Wednesday, June 17, 2020 - 3:00pm to 4:00pm

Speaker

Judith Frydman, Ph.D.
Professor
Donald Kennedy Chair in Humanities and Sciences, Department of Biology and Genetics
Stanford University

Summary

Judith Frydman is a professor in the Departments of Biology and Genetics at Stanford University. She is originally from Argentina, where she majored in Chemistry and received her PhD in Biochemistry from the University of Buenos Aires. She carried out her postdoctoral training with Ulrich Hartl at the Sloan Kettering Institute in New York, where she had two major contributions to the field of cellular protein folding. First, she discovered that eukaryotic cells have a ring-shaped chaperonin complex, which was termed TRiC and secondly, she established that, unlike what was previously believed based on biophysical experiments, protein folding in in eukaryotic cells occurs cotranslationally as polypeptides emerge from ribosomes during their biosynthesis. Importantly, she showed that distinct molecular chaperones are specifically recruited to bind ribosome-nascent chain complexes to assist cotranslational folding. These fundamental discoveries have shaped current thinking of protein folding in vivo.
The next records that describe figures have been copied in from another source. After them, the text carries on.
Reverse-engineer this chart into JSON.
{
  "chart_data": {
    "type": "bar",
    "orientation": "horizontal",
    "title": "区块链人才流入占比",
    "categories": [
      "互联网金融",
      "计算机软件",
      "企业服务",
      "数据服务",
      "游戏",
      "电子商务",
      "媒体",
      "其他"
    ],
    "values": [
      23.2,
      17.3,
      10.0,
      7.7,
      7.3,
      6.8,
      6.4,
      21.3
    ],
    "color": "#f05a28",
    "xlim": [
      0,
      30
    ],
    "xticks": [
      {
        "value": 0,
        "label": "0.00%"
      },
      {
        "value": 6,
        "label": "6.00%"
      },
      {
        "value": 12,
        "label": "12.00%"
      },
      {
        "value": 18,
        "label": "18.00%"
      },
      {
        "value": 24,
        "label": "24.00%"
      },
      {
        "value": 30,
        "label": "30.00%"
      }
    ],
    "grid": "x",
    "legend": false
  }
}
Her independent research at Stanford University has established many key principles of cellular protein folding and homeostasis. Her group discovered that distinct protein homeostasis networks mediate cotranslational folding and protein quality control: A network of Chaperones Linked to Protein Synthesis (CLIPS) function in the context of translation to assist in cotranslational protein folding and quality control. A distinct stress inducible chaperone network protects cells from proteotoxic stress. In recent year, Frydman made important contributions defining the management of misfolded and aggregation-prone proteins. Her group discovered that cells rely on chaperone-dependent spatial sequestration in specific cellular compartments to protect and repair their proteome. She also defined chaperone-dependent pathways that cooperate with specific sets of ubiquitin ligases to promote misfolded protein clearance. The insights her work provides on biological mechanisms controlling cellular protein folding, aggregation and quality control have important implications for the study of aging, neurodegenerative diseases and other misfolding-linked maladies and enable strategies for the treatment of infectious disease and neurodegenerative diseases.